Beijing’s Evergrande Solution

By | October 7, 2021

Global Source Partners

Beijing believes the risks of a US-style financial crisis caused by a property bubble outweigh the risks of an Evergrande default. But it is also encouraging a “soft” landing for the resolution of Evergrande’s debt problems that would avoid political unrest and a bank crisis. How will Beijing resolve this conflict?

Beijing plans to force the local governments to resolve debt issues locally. This passes the responsibility from the center to the periphery. The Politburo’s attitude is that the provinces have benefited from the success of companies like Evergrande, so it is up to them to solve it. This absolves the center’s financial responsibility.

More importantly, the geographic diversity of debt solutions is likely to avoid a systemic problem in the economy or financial system. One question is crucial: What is the capacity of local governments to absorb Evergrande’s debt?

Catalysts and transmission in the Minsky Moment

A rapid deleveraging of assets requires both a catalyst and a transmission mechanism. China differs substantially from the United States pre-crisis in that it does not have the large pool of securitized assets that led to the U.S. mortgage crisis. The majority of lending to the property market is through the banks. Liquid instruments in the shadow banks – through Trusts, wealth management products, and interbank loans – have been sharply curtailed over the past five years.
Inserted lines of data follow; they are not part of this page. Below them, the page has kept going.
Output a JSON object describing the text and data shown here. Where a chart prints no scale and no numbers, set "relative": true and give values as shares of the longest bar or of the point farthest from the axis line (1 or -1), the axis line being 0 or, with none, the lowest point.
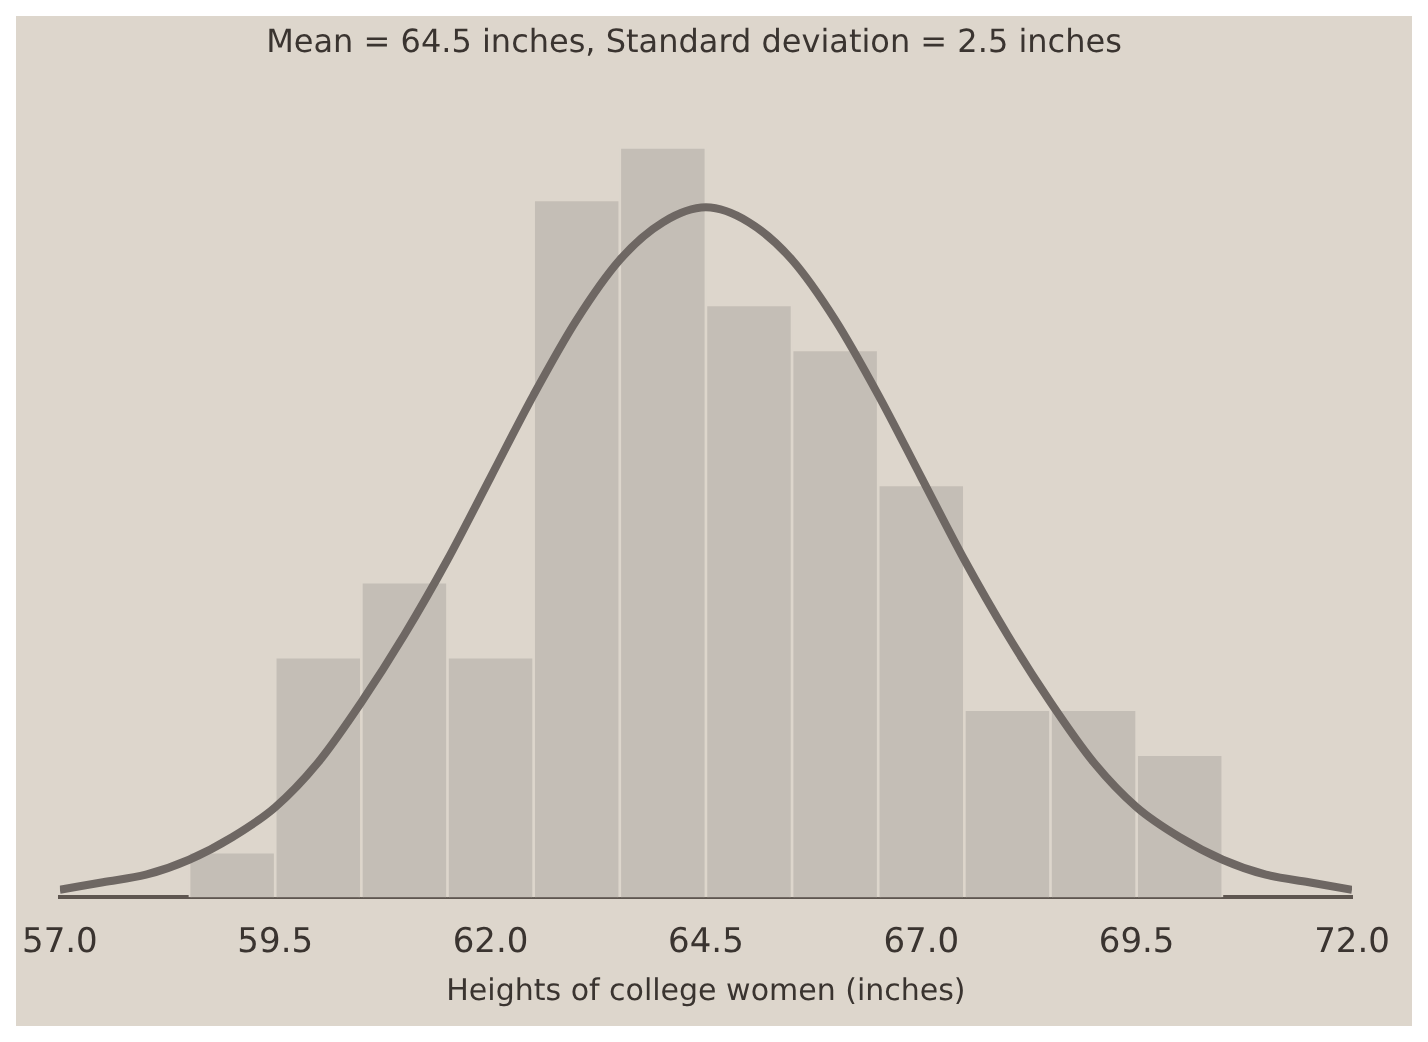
{
  "chart_data": {
    "type": "histogram",
    "title": "Mean = 64.5 inches, Standard deviation = 2.5 inches",
    "xlabel": "Heights of college women (inches)",
    "relative": true,
    "bins": [
      58.5,
      59.5,
      60.5,
      61.5,
      62.5,
      63.5,
      64.5,
      65.5,
      66.5,
      67.5,
      68.5,
      69.5,
      70.5
    ],
    "xlim": [
      57,
      72
    ],
    "xticks": [
      {
        "value": 57,
        "label": "57.0"
      },
      {
        "value": 59.5,
        "label": "59.5"
      },
      {
        "value": 62,
        "label": "62.0"
      },
      {
        "value": 64.5,
        "label": "64.5"
      },
      {
        "value": 67,
        "label": "67.0"
      },
      {
        "value": 69.5,
        "label": "69.5"
      },
      {
        "value": 72,
        "label": "72.0"
      }
    ],
    "grid": false,
    "legend": false,
    "series": [
      {
        "type": "histogram",
        "color": "#c4beb6",
        "values": [
          0.06,
          0.32,
          0.42,
          0.32,
          0.93,
          1.0,
          0.79,
          0.73,
          0.55,
          0.25,
          0.25,
          0.19
        ]
      },
      {
        "type": "line",
        "color": "#6e6763",
        "x": [
          57,
          57.5,
          58,
          58.5,
          59,
          59.5,
          60,
          60.5,
          61,
          61.5,
          62,
          62.5,
          63,
          63.5,
          64,
          64.5,
          65,
          65.5,
          66,
          66.5,
          67,
          67.5,
          68,
          68.5,
          69,
          69.5,
          70,
          70.5,
          71,
          71.5,
          72
        ],
        "values": [
          0.01,
          0.02,
          0.03,
          0.05,
          0.08,
          0.12,
          0.18,
          0.26,
          0.35,
          0.45,
          0.56,
          0.67,
          0.77,
          0.85,
          0.9,
          0.92,
          0.9,
          0.85,
          0.77,
          0.67,
          0.56,
          0.45,
          0.35,
          0.26,
          0.18,
          0.12,
          0.08,
          0.05,
          0.03,
          0.02,
          0.01
        ]
      }
    ]
  }
}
Even for Evergrande, only about 10 percent of liabilities are WMPs.

The potential catalysts for a property-driven financial crisis include:

  • A collapse in Evergrande’s outstanding WMPs that causes a run on WMPs across China.
  • A rapid reversal in property prices that convinces buyers to sell, a pro-cyclical action that would accelerate the downturn in the property market.
  • A widespread belief that the central government is no longer interested in supporting rising property prices and is willing to accept the collapse of the entire market (even before any specific policy actions have been taken nationally).